Will every patient soon have to hand over a slice of skin that goes through this whole process? new. It is also an intention to be able to make predictions with this data. Then it could look like this: Someone is reporting skin problems, the dermatologist has a tool with which they can measure the substances in that skin, and based on the models made using the data from the project, it’s possible to find out what kind of work the individual patient is doing.
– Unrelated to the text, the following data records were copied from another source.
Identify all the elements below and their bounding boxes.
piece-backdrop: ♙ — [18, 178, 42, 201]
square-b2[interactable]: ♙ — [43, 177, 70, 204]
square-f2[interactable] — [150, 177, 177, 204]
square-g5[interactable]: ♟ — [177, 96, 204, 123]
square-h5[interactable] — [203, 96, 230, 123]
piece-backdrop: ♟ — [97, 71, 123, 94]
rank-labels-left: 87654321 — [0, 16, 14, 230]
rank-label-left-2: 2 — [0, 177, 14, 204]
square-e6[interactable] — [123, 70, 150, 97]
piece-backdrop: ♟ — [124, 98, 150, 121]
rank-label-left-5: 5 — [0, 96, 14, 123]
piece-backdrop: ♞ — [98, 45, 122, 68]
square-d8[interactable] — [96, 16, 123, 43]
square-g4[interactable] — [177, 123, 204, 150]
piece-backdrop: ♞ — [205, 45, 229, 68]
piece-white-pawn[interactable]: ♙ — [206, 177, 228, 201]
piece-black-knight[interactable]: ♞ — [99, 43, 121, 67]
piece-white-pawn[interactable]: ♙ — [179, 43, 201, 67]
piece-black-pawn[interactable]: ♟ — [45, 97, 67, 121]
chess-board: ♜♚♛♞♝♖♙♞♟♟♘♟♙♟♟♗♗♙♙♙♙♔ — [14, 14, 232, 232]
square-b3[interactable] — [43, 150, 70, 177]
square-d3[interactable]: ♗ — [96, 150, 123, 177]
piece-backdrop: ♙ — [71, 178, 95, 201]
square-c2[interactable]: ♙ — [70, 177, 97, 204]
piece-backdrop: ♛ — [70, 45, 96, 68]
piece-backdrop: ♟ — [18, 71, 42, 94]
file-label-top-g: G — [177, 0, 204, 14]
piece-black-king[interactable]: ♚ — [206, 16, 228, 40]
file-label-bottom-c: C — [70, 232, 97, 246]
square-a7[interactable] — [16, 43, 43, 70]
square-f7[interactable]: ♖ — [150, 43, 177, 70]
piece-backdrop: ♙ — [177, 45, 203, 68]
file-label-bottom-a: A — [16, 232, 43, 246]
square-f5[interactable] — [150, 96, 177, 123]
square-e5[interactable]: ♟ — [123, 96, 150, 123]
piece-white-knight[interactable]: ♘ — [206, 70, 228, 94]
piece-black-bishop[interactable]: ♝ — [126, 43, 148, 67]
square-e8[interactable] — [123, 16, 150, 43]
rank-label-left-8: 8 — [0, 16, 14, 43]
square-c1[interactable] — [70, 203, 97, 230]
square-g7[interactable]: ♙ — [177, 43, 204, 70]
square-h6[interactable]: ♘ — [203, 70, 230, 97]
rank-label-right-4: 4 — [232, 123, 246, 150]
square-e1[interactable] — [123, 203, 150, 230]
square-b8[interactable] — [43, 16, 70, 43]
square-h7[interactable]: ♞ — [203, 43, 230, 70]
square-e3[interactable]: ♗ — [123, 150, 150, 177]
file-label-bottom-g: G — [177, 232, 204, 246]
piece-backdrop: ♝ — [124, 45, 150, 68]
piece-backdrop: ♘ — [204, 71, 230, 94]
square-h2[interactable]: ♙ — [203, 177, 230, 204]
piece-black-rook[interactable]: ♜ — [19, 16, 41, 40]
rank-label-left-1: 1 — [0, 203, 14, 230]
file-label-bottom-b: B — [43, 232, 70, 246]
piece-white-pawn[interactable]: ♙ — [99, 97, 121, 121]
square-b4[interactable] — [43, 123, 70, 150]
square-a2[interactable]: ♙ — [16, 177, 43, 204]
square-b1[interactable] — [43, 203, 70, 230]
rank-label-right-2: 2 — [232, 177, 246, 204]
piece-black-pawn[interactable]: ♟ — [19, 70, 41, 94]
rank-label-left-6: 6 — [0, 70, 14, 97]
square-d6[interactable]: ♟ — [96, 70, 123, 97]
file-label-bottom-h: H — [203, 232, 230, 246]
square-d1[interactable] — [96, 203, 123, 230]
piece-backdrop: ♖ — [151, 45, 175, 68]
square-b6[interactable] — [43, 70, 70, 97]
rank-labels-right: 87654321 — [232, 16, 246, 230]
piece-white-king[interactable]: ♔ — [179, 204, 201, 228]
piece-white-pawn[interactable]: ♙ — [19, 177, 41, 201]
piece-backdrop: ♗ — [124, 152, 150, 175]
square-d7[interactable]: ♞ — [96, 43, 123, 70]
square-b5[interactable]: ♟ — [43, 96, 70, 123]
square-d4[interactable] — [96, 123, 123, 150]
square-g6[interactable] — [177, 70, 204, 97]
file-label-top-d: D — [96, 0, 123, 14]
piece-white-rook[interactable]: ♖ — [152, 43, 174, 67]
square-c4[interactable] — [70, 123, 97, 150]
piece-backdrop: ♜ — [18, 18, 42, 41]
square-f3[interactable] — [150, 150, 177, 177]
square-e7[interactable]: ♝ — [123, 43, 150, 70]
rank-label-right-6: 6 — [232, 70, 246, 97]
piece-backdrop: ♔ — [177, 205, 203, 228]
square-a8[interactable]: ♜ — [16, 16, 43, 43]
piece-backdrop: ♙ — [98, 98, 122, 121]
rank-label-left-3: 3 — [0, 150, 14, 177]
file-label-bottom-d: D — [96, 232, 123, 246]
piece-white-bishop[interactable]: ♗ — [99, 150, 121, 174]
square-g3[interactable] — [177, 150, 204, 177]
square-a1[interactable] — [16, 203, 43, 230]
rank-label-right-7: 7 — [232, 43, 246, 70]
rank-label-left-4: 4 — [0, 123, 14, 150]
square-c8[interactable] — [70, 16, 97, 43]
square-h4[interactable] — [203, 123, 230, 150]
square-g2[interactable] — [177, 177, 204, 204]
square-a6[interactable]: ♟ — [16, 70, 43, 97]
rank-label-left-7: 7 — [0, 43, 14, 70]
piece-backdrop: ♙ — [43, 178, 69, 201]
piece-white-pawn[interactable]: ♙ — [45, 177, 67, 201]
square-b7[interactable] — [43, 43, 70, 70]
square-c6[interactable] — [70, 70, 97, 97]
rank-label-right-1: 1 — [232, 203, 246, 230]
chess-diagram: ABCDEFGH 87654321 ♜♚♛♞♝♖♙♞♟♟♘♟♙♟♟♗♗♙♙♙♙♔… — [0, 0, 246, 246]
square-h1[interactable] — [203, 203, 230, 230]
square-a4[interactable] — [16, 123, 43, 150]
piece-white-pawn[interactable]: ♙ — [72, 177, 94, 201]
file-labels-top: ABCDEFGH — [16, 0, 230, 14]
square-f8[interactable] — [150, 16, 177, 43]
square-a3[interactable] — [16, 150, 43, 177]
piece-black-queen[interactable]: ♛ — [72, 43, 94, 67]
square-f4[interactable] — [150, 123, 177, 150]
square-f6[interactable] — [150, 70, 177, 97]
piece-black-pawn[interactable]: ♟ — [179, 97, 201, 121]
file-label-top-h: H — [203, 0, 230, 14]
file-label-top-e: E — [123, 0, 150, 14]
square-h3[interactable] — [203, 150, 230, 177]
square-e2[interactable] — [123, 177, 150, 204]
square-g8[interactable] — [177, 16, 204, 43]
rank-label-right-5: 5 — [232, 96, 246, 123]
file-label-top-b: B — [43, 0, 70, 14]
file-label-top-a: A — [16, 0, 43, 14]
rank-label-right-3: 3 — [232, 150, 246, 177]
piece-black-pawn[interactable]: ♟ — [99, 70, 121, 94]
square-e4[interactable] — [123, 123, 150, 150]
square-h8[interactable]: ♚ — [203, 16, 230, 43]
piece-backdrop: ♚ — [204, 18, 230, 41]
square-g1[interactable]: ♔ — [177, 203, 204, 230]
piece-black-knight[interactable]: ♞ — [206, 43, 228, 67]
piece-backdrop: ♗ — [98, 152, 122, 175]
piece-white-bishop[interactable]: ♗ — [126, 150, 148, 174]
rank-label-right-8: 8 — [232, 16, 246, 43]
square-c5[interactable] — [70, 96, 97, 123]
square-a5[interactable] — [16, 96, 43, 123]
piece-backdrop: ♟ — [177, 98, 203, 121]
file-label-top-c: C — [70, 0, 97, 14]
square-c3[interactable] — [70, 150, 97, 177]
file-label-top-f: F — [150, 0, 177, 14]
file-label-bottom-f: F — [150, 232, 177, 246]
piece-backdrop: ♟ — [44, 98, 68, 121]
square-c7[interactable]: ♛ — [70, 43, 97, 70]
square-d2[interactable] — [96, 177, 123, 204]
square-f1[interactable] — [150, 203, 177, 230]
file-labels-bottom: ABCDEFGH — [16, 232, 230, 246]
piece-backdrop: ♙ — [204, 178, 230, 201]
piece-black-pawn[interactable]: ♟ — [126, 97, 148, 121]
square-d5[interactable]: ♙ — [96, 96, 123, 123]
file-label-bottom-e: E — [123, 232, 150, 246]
Better.
In addition to a large number of researchers, the patients themselves are closely involved in the six-year project. Attention is also paid to the psychological aspect (what is the preference of the person visiting the doctor) and at the same time all kinds of research are carried out in the clinic on existing patients in order to reach the best possible data set.
In this audio you can hear Ellen van den Bogaard of Radboud UMC, Rob Vreeken of Maastricht University and Robert Rissmann of Leiden University.